Ross wants to capture the Hulk and find out what makes him tick, so that he can use it to create super soldiers. As an added complication, Ross is also the father of Banner’s estranged love interest, Dr. Betty Ross (Liv Tyler).
Drawing more from the “Incredible Hulk” TV show starring Bill Bixby and Lou Ferrigo than from the comic books, the film shows Banner in hiding, taking menial jobs and searching for a cure for his condition. That is, until Ross and Capt. Emil Blonsky (Tim Roth) track him down. Then it veers off into virtually nonstop action scenes: Banner vs. commandos, Hulk vs. commandos, Hulk vs. the Army and, finally, Hulk vs. Blonsky, who uses a cocktail of super-soldier serum and Banner’s blood to turn into the equally hulking Abomination.

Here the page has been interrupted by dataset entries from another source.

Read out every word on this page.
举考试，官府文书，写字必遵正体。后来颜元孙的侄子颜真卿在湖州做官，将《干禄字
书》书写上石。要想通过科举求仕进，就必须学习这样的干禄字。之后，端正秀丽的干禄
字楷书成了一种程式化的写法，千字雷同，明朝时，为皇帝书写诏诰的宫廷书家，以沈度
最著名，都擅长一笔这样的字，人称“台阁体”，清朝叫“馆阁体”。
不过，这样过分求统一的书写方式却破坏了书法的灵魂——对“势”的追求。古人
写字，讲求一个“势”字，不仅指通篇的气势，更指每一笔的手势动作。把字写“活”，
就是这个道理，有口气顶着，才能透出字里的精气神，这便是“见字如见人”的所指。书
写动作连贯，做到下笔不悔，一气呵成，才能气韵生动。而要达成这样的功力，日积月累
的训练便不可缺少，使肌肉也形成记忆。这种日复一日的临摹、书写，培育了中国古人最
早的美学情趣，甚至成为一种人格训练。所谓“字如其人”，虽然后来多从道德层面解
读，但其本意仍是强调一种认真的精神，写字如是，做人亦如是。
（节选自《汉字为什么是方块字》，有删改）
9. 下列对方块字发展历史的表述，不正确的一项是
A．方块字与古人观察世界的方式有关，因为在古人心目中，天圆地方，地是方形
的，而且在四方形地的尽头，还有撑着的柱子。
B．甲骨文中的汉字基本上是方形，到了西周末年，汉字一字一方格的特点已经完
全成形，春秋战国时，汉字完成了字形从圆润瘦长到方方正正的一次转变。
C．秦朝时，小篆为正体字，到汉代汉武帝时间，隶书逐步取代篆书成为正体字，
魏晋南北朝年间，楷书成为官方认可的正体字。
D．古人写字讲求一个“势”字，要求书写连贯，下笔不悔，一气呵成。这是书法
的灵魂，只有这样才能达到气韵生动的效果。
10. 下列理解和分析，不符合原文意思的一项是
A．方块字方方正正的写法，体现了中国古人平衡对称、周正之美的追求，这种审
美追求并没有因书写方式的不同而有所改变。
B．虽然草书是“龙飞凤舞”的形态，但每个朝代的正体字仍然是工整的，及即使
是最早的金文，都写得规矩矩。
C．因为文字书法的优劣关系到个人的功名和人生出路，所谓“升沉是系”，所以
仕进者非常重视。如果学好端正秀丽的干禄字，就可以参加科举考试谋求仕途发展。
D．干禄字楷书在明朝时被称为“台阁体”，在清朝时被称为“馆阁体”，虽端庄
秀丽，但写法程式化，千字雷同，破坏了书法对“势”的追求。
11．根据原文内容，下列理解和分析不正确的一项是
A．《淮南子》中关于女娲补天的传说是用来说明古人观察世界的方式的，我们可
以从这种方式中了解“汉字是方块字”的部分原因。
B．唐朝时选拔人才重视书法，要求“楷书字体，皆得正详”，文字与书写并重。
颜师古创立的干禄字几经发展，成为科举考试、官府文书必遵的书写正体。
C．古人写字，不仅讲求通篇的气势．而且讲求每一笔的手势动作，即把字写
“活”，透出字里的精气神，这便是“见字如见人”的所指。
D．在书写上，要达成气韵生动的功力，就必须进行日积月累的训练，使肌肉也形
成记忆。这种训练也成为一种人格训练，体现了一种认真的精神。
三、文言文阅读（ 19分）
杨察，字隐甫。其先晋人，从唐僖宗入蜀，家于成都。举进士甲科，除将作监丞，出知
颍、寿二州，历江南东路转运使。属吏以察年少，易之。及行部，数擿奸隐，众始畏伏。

All of those combinations work well, except for the last one. Fight scenes should amount to more than two CGI cartoon characters pounding each other.
But “The Incredible Hulk” makes even my jaded inner fanboy smile by placing itself firmly in the larger Marvel Universe. Scattered throughout, if you know where to look, are references to other Marvel characters like Captain America and Nick Fury. The film also cleverly sets up the villain for the sequel.
Best of all, however, is Robert Downey Jr.’s uncredited cameo as Tony Stark — aka Iron Man.
Still, when the best thing about a movie is the actor who reminds you of a better movie, maybe there’s a problem.